Sutter was early to recognize the magnitude of cyber-threats, and, recognizing that there was no human way to possibly screen every threat in person, employs AI technology to identify, categorize and evaluate threats as they appear on their radar. Once ranked according to threat level and potential damage severity, a human team then works to apply software patches or block emails or other communications channels that are flagged as malicious. Even with all of their safeguards and ability to respond to NetPetya by rapidly moving off the system, Sutter Health faced a backlog of over one million patient files. That setback was due to their reliance upon partners like Nuance, a Massachusetts-based medical transcription service, which wasn’t prepared to meet the cyberthreat. Nuance’s systems were paralyzed by the NotPetya attack for weeks, affecting thousands of health care companies around the world.
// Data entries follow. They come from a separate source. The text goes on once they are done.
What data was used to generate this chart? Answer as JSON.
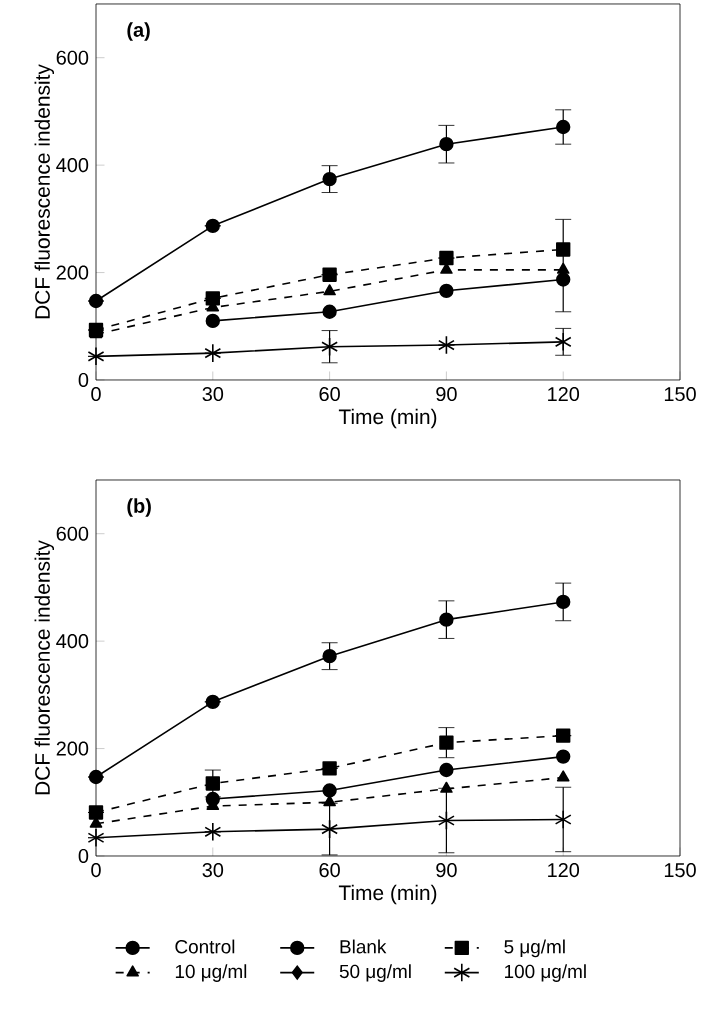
{
  "chart_data": [
    {
      "type": "line",
      "title": "(a)",
      "xlabel": "Time (min)",
      "ylabel": "DCF fluorescence indensity",
      "x": [
        0,
        30,
        60,
        90,
        120
      ],
      "xlim": [
        0,
        150
      ],
      "ylim": [
        0,
        700
      ],
      "xticks": [
        0,
        30,
        60,
        90,
        120,
        150
      ],
      "yticks": [
        0,
        200,
        400,
        600
      ],
      "grid": false,
      "legend": false,
      "series": [
        {
          "color": "#000000",
          "marker": "circle",
          "line_style": "solid",
          "values": [
            147,
            287,
            374,
            439,
            471
          ],
          "errors": [
            null,
            null,
            25,
            35,
            32
          ]
        },
        {
          "color": "#000000",
          "marker": "circle",
          "line_style": "solid",
          "values": [
            null,
            110,
            127,
            166,
            187
          ],
          "errors": [
            null,
            null,
            null,
            null,
            null
          ]
        },
        {
          "color": "#000000",
          "marker": "square",
          "line_style": "dashed",
          "values": [
            93,
            152,
            196,
            227,
            243
          ],
          "errors": [
            null,
            null,
            null,
            null,
            [
              127,
              299
            ]
          ]
        },
        {
          "color": "#000000",
          "marker": "triangle",
          "line_style": "dashed",
          "values": [
            85,
            135,
            165,
            205,
            205
          ],
          "errors": [
            null,
            null,
            null,
            null,
            null
          ]
        },
        {
          "color": "#000000",
          "marker": "diamond",
          "line_style": "solid",
          "values": [
            null,
            null,
            null,
            null,
            null
          ]
        },
        {
          "color": "#000000",
          "marker": "cross",
          "line_style": "solid",
          "values": [
            44,
            50,
            62,
            65,
            71
          ],
          "errors": [
            null,
            null,
            30,
            null,
            25
          ]
        }
      ]
    },
    {
      "type": "line",
      "title": "(b)",
      "xlabel": "Time (min)",
      "ylabel": "DCF fluorescence indensity",
      "x": [
        0,
        30,
        60,
        90,
        120
      ],
      "xlim": [
        0,
        150
      ],
      "ylim": [
        0,
        700
      ],
      "xticks": [
        0,
        30,
        60,
        90,
        120,
        150
      ],
      "yticks": [
        0,
        200,
        400,
        600
      ],
      "grid": false,
      "legend": "bottom",
      "series": [
        {
          "name": "Control",
          "color": "#000000",
          "marker": "circle",
          "line_style": "solid",
          "values": [
            147,
            287,
            372,
            440,
            473
          ],
          "errors": [
            null,
            null,
            25,
            35,
            35
          ]
        },
        {
          "name": "Blank",
          "color": "#000000",
          "marker": "circle",
          "line_style": "solid",
          "values": [
            null,
            106,
            122,
            160,
            185
          ],
          "errors": [
            null,
            null,
            null,
            null,
            null
          ]
        },
        {
          "name": "5 μg/ml",
          "color": "#000000",
          "marker": "square",
          "line_style": "dashed",
          "values": [
            81,
            135,
            163,
            211,
            224
          ],
          "errors": [
            null,
            25,
            null,
            28,
            null
          ]
        },
        {
          "name": "10 μg/ml",
          "color": "#000000",
          "marker": "triangle",
          "line_style": "dashed",
          "values": [
            60,
            93,
            100,
            125,
            146
          ],
          "errors": [
            null,
            null,
            null,
            null,
            null
          ]
        },
        {
          "name": "50 μg/ml",
          "color": "#000000",
          "marker": "diamond",
          "line_style": "solid",
          "values": [
            null,
            null,
            null,
            null,
            null
          ]
        },
        {
          "name": "100 μg/ml",
          "color": "#000000",
          "marker": "cross",
          "line_style": "solid",
          "values": [
            34,
            45,
            50,
            66,
            68
          ],
          "errors": [
            null,
            null,
            48,
            60,
            60
          ]
        }
      ]
    }
  ]
}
Besides the cost factor, some devices and systems are simply unable to be patched. In those cases, patient care will almost certainly be negatively impacted, as the affected equipment will have to be pulled out of circulation, not to be replaced anytime soon. Furthermore, the addition of security measures, staff training and other operational safeguards all take time and will affect scheduling — leading to the potential for delays in treatment and decreased operational efficiency.

Latest thought leaders believe that healthcare providers must begin to understand that cybersecurity in healthcare is a safety issue, a human life issue, and not merely a computer or administrative issue that is far removed from their own professional niche.

Some are suggesting that cybersecurity in healthcare training ought to be incorporated into medical school curricula, and that would-be doctor training in cyber-threat simulations would make them more aware and appreciative of, as well as responsive to real-life threats once practicing.

Monson recommends incentivizing hospitals to invest in education and collaboration, for and between physicians, nurses, IT professionals, and manufacturers. “At some point,

we’re going to need regulatory intervention to push the dial,” she said. “It doesn’t seem like voluntary is working. For patient safety, we shouldn’t be taking the chance.”

Dr. Schwartz agrees. “It’s going to require changes that go well beyond devices… This is where engaging with and involving other authorities and trying to bring the entire community together becomes really important.”

Patient awareness, concern, and outcry may help drive this movement. Hopefully, the US market will not have to face a UK WannaCry style attack before moving forward with greater urgency.